In regard to hotels I really think you should forget about Trip Advisor as a source of recommendations, the reviews are so diverse as to be practically useless. Half the people think a place is great and the other half think it's rubbish, so what are you supposed to believe. Plus the people who write negative comments are sometimes of questionable sanity. I read one review once in which the bloke wrote "I deliberately left a small speck of dirt under the bed and when we returned to our room the speck was STILL THERE", as though it was a massive indictment of standards of cleanliness in the place.

I strongly believe that the only way to ensure you stay in a decent hotel is to trust the recommendations of a reliable, independent, professionally written guidebook. Rough Guides are the best but you could also use Time Out (avoid Lonely Planet). I always pick my hotel from the Rough Guide and I have rarely if ever had a bad experience. Of course if there isn't a guidebook for the place you're going then you're SOL.

Christine said...

Great post! Such travels always create the most vivid memories

Badger said...

Glen: Cate does it by the stars - she is only interested in 5 star hotels.
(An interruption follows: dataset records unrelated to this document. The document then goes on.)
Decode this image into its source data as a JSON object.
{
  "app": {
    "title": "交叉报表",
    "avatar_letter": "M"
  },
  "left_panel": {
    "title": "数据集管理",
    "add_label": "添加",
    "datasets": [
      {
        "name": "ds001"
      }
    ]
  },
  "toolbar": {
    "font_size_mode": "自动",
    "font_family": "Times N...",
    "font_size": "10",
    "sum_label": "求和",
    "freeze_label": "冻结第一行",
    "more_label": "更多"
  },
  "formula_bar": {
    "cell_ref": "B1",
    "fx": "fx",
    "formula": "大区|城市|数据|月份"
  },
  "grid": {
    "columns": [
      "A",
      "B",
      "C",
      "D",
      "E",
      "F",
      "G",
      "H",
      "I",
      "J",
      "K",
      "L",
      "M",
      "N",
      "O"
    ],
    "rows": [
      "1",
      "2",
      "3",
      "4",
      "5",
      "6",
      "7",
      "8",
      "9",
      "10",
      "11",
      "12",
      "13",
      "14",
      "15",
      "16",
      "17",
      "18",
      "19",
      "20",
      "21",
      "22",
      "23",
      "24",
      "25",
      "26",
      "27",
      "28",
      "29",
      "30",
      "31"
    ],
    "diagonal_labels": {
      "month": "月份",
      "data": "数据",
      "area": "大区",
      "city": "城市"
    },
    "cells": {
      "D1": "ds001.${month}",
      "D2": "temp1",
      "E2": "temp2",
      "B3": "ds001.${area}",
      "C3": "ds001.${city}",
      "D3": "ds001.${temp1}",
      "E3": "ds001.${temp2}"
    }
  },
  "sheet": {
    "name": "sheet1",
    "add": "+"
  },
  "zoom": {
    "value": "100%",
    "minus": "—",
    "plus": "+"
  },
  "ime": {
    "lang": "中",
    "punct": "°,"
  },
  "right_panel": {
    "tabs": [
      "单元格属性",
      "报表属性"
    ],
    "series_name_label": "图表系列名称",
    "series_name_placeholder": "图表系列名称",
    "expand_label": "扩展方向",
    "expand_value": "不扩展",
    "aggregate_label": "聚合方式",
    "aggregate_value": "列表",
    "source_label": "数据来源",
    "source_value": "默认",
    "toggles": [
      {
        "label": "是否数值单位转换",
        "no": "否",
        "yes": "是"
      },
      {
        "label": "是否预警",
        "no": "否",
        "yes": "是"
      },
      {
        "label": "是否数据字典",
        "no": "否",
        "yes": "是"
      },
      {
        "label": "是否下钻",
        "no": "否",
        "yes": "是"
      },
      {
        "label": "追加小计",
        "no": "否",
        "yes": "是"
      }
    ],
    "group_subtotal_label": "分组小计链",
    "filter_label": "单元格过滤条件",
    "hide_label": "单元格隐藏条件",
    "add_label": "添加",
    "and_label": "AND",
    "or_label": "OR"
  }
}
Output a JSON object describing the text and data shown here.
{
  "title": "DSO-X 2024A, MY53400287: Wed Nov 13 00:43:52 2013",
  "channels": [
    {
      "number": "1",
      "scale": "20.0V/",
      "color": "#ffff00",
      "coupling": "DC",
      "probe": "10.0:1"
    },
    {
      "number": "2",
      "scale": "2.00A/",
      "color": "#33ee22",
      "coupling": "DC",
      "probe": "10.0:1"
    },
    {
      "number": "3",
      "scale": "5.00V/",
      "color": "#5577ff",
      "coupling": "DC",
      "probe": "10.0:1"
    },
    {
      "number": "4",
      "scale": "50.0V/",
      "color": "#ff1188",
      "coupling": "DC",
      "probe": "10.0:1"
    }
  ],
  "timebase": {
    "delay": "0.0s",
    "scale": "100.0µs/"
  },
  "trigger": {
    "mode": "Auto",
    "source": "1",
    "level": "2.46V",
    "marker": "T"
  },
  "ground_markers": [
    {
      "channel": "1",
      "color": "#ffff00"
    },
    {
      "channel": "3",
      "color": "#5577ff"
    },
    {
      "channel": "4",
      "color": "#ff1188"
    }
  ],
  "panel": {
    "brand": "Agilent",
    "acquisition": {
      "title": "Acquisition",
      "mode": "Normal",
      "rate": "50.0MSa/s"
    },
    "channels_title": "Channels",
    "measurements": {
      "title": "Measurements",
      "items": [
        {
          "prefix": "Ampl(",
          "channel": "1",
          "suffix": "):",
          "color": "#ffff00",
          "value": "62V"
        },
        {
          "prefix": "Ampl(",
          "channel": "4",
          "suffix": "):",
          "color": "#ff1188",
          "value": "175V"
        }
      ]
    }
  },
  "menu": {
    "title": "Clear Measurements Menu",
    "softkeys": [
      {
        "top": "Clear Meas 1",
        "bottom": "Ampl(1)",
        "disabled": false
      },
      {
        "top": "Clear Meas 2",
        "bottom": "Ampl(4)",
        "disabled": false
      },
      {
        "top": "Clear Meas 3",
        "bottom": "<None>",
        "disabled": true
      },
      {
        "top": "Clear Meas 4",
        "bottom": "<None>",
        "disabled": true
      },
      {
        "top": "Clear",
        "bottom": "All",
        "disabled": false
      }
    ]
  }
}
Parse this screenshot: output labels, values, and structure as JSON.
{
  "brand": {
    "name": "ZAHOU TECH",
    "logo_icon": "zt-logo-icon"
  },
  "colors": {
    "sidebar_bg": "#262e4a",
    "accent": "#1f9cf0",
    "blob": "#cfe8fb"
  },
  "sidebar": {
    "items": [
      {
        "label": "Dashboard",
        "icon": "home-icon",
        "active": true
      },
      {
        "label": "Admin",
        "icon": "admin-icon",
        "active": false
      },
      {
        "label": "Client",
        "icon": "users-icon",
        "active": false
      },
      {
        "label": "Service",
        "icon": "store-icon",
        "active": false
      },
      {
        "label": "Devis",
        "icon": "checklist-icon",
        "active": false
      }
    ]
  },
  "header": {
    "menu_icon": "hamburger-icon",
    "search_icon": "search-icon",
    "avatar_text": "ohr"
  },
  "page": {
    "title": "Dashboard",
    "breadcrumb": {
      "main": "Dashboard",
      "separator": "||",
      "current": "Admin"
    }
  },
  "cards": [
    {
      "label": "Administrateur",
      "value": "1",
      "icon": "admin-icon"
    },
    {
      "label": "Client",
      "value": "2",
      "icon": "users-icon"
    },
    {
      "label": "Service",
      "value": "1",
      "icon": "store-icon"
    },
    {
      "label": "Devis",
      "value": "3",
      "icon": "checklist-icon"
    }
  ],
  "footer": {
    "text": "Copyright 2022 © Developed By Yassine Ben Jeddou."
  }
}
lenny: Glad you enjoy it my boy!

freefalling: Nothing like bed bugs - but I saw a scary report on BBS last night and apparently they are rampaging across the UK. And they are the size of kittens.

viennese waltz: You are probably right. Although I must admit that my success rate is higher than my posts would suggest (I am prone to exaggeration).

Badger said...

Christine: Cate can always remember the worst hotels!

Marla said...

Oh my heavens! Love, love, love this post!

Have you ever tried house swapping? Could be interesting!

Badger said...

Marla: That would be too risky for me!

Maalie said...

Ever tried camping? You take all your own tent and bedding stuff and know exactly what the accommodation is like!